“Si no pueden
¡Renuncien!”
En México -para situarnos en nuestro peculiar y bicentenario entorno histórico-, desde que los publicistas alquilados o propios del gobierno se prestaron a la ofensiva para implantar en nuestro país el fundamentalismo neoliberal, con todas sus odiosas consecuencias, se dio por enervar la dicotomía Estado-sociedad como dos entidades no sólo separadas, sino antagónicas.
En esa perversa coartada, y a la sombra de la divisa de “menos Estado y más sociedad”, se montó la estrategia para desaparecer o privatizar instituciones estatales que, en la vertiente social, compensaban desequilibrios clasistas para satisfacer necesidades básicas de la comunidad, y, en la vertiente económica, pretendieron impulsar la participación mixta de los sectores social, privado y gubernamental en la empresa productiva, según se tratara de actividades estratégicas, prioritarias u ordinarias.
A ese fin regresivo y disolvente se dirigió la distorsión de la teoría moderna que define como componentes del Estado el territorio, gobierno, régimen jurídico y nación, entendida esta última como comunidad política (para diferenciarla del Estado teológico o de la sociedad religiosa), bifurcada, a su vez, en sociedad política y sociedad civil en acción y retroalimentación, según la hipótesis democrática. Esa maquinada desnaturalización del concepto Estado desembocó en una caótica poliarquía en la que, incluso los integrantes de los poderes de la Unión, atrincherándose en una mal entendida autonomía o independencia, han quebrantado los imperativos fundamentales de complementaridad, coordinación y colaboración republicanas.
De lo que sigue que, aquello de que la soberanía nacional “reside esencial y originariamente en el pueblo”, devino mito constitucional avasallado por la plutocracia. Si se trata de conceptualizar la tesis en boga del Estado fallido, en las consideraciones anteriores puede hallarse al menos un punto de arranque para pasar del tópico a la idea fuerza reparadora del entuerto.
En esa tesitura se inscribe la convocatoria de Felipe Calderón -bajo el argumento de que resolver el problema del crimen organizado no es responsabilidad “sólo de mi gobierno y mucho menos del partido político al que pertenezco”-, para tratar de reconstruir la perdida armonía nacional.
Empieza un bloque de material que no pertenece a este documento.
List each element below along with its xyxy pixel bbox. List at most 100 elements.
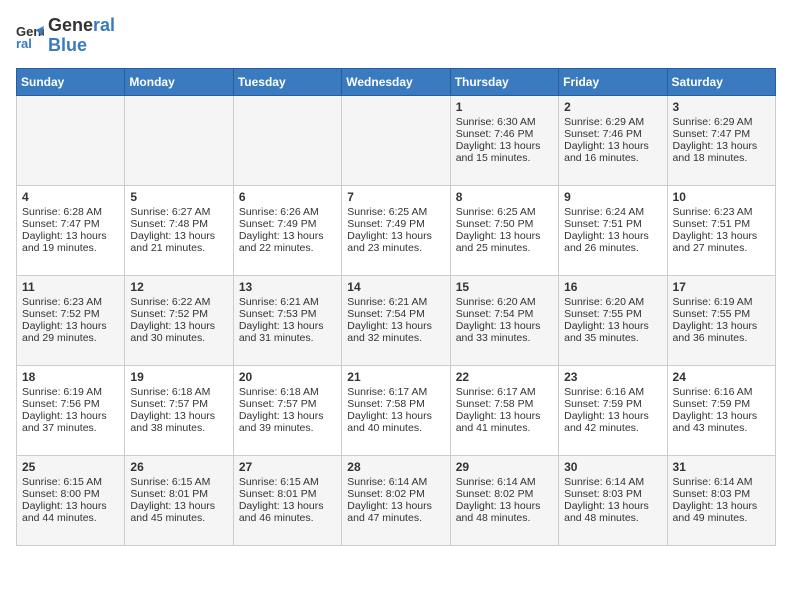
cell-text: Sunset: 7:52 PM [22,308,119,320]
day-number: 5 [130,190,227,204]
weekday-header-saturday: Saturday [667,68,775,95]
cell-text: Sunset: 7:52 PM [130,308,227,320]
day-number: 8 [456,190,553,204]
cell-text: Sunrise: 6:18 AM [130,386,227,398]
cell-text: Daylight: 13 hours and 23 minutes. [347,230,444,254]
day-number: 20 [239,370,336,384]
cell-text: Sunrise: 6:14 AM [564,476,661,488]
cell-text: Daylight: 13 hours and 49 minutes. [673,500,770,524]
cell-text: Sunset: 7:51 PM [564,218,661,230]
cell-text: Sunrise: 6:25 AM [347,206,444,218]
day-number: 28 [347,460,444,474]
cell-text: Sunset: 7:46 PM [456,128,553,140]
calendar-cell: 21Sunrise: 6:17 AMSunset: 7:58 PMDayligh… [342,365,450,455]
cell-text: Sunset: 7:54 PM [456,308,553,320]
day-number: 2 [564,100,661,114]
cell-text: Daylight: 13 hours and 35 minutes. [564,320,661,344]
cell-text: Daylight: 13 hours and 30 minutes. [130,320,227,344]
calendar-cell: 10Sunrise: 6:23 AMSunset: 7:51 PMDayligh… [667,185,775,275]
day-number: 26 [130,460,227,474]
cell-text: Sunset: 7:46 PM [564,128,661,140]
calendar-cell [233,95,341,185]
day-number: 18 [22,370,119,384]
cell-text: Sunrise: 6:16 AM [564,386,661,398]
day-number: 10 [673,190,770,204]
cell-text: Sunrise: 6:14 AM [673,476,770,488]
cell-text: Sunset: 7:54 PM [347,308,444,320]
cell-text: Daylight: 13 hours and 18 minutes. [673,140,770,164]
cell-text: Sunset: 7:51 PM [673,218,770,230]
cell-text: Sunrise: 6:21 AM [347,296,444,308]
cell-text: Sunrise: 6:15 AM [239,476,336,488]
calendar-table: SundayMondayTuesdayWednesdayThursdayFrid… [16,68,776,546]
calendar-cell: 14Sunrise: 6:21 AMSunset: 7:54 PMDayligh… [342,275,450,365]
weekday-header-wednesday: Wednesday [342,68,450,95]
day-number: 30 [564,460,661,474]
cell-text: Sunset: 7:58 PM [347,398,444,410]
cell-text: Sunrise: 6:17 AM [456,386,553,398]
calendar-cell: 28Sunrise: 6:14 AMSunset: 8:02 PMDayligh… [342,455,450,545]
day-number: 15 [456,280,553,294]
cell-text: Sunrise: 6:29 AM [673,116,770,128]
page-header: Gene ral General Blue [16,16,776,56]
day-number: 21 [347,370,444,384]
calendar-cell: 29Sunrise: 6:14 AMSunset: 8:02 PMDayligh… [450,455,558,545]
day-number: 1 [456,100,553,114]
logo-icon: Gene ral [16,22,44,50]
cell-text: Sunset: 8:03 PM [673,488,770,500]
cell-text: Daylight: 13 hours and 45 minutes. [130,500,227,524]
calendar-cell: 17Sunrise: 6:19 AMSunset: 7:55 PMDayligh… [667,275,775,365]
weekday-header-sunday: Sunday [17,68,125,95]
cell-text: Daylight: 13 hours and 15 minutes. [456,140,553,164]
day-number: 6 [239,190,336,204]
cell-text: Sunrise: 6:16 AM [673,386,770,398]
cell-text: Sunset: 7:49 PM [347,218,444,230]
cell-text: Daylight: 13 hours and 39 minutes. [239,410,336,434]
cell-text: Sunset: 7:59 PM [564,398,661,410]
cell-text: Sunrise: 6:20 AM [564,296,661,308]
cell-text: Daylight: 13 hours and 40 minutes. [347,410,444,434]
calendar-cell: 6Sunrise: 6:26 AMSunset: 7:49 PMDaylight… [233,185,341,275]
calendar-cell: 5Sunrise: 6:27 AMSunset: 7:48 PMDaylight… [125,185,233,275]
cell-text: Sunset: 8:00 PM [22,488,119,500]
calendar-cell: 22Sunrise: 6:17 AMSunset: 7:58 PMDayligh… [450,365,558,455]
calendar-cell: 30Sunrise: 6:14 AMSunset: 8:03 PMDayligh… [559,455,667,545]
cell-text: Sunrise: 6:24 AM [564,206,661,218]
calendar-cell: 11Sunrise: 6:23 AMSunset: 7:52 PMDayligh… [17,275,125,365]
calendar-cell: 25Sunrise: 6:15 AMSunset: 8:00 PMDayligh… [17,455,125,545]
cell-text: Sunset: 7:59 PM [673,398,770,410]
cell-text: Daylight: 13 hours and 47 minutes. [347,500,444,524]
calendar-cell: 4Sunrise: 6:28 AMSunset: 7:47 PMDaylight… [17,185,125,275]
cell-text: Daylight: 13 hours and 38 minutes. [130,410,227,434]
weekday-header-tuesday: Tuesday [233,68,341,95]
cell-text: Sunset: 7:57 PM [130,398,227,410]
calendar-cell: 26Sunrise: 6:15 AMSunset: 8:01 PMDayligh… [125,455,233,545]
cell-text: Sunset: 7:47 PM [22,218,119,230]
cell-text: Daylight: 13 hours and 44 minutes. [22,500,119,524]
cell-text: Daylight: 13 hours and 25 minutes. [456,230,553,254]
cell-text: Daylight: 13 hours and 26 minutes. [564,230,661,254]
cell-text: Daylight: 13 hours and 21 minutes. [130,230,227,254]
day-number: 23 [564,370,661,384]
calendar-cell: 12Sunrise: 6:22 AMSunset: 7:52 PMDayligh… [125,275,233,365]
cell-text: Daylight: 13 hours and 19 minutes. [22,230,119,254]
cell-text: Sunset: 7:48 PM [130,218,227,230]
cell-text: Sunrise: 6:19 AM [22,386,119,398]
cell-text: Daylight: 13 hours and 41 minutes. [456,410,553,434]
cell-text: Sunrise: 6:20 AM [456,296,553,308]
calendar-cell: 31 Sunrise: 6:14 AMSunset: 8:03 PMDayligh… [667,455,775,545]
calendar-cell [125,95,233,185]
cell-text: Sunrise: 6:14 AM [347,476,444,488]
cell-text: Sunset: 8:02 PM [456,488,553,500]
cell-text: Daylight: 13 hours and 43 minutes. [673,410,770,434]
calendar-cell: 18Sunrise: 6:19 AMSunset: 7:56 PMDayligh… [17,365,125,455]
day-number: 14 [347,280,444,294]
cell-text: Sunset: 7:58 PM [456,398,553,410]
logo: Gene ral General Blue [16,16,115,56]
cell-text: Daylight: 13 hours and 27 minutes. [673,230,770,254]
cell-text: Sunrise: 6:28 AM [22,206,119,218]
calendar-cell: 3Sunrise: 6:29 AMSunset: 7:47 PMDaylight… [667,95,775,185]
cell-text: Sunrise: 6:14 AM [456,476,553,488]
day-number: 31 [673,460,770,474]
cell-text: Sunset: 7:56 PM [22,398,119,410]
Sin embargo, que el mandatario aseste una suerte de ultimátum a los otros partidos y sectores políticos y sociales, advirtiendo que si no responden a su llamado, líderes como los del clero “serán capaces de hablar uno a uno con los actores políticos relevantes para que se sumen a esta tarea”, no es una extravagancia dictada por la intemperancia y la impotencia: Es una absurda y ciega aberración que golpea el mandato constitucional, que prescribe que el ejercicio del Poder Ejecutivo de la Unión se deposita en un solo individuo que se denominará “Presidente de los Estados Unidos Mexicanos” quien, al pie de la letra del artículo 87, protesta “guardar y hacer guardar la Constitución (…) y las leyes que de ella emanen, y desempeñar leal y patrióticamente el cargo de Presidente de la República que el pueblo me ha conferido, mirando en todo por el bien y la prosperidad de la Unión”. Una facción subordinada a Estado extranjero no es la más confiable aliada para cumplir esa protesta.
Para decirlo pronto conforme a la Carta fundamental: es, el del Ejecutivo, un poder indivisible, aunque el panista Vicente Fox haya inaugurado la era del poder en condominio, ejercido por “la pareja presidencial”. Las abdicantes palabras de Calderón fueron pronunciadas en el foro del llamado “Diálogo por la seguridad”, continuación de aquella primera asamblea nacional sobre el tema, de hace dos años, pletórica de compromisos incumplidos, que, por lo mismo, hizo recordar la resonante exclamación de Alejandro Martí en aquella ocasión: “ Si no pueden. ¡Renuncien!”.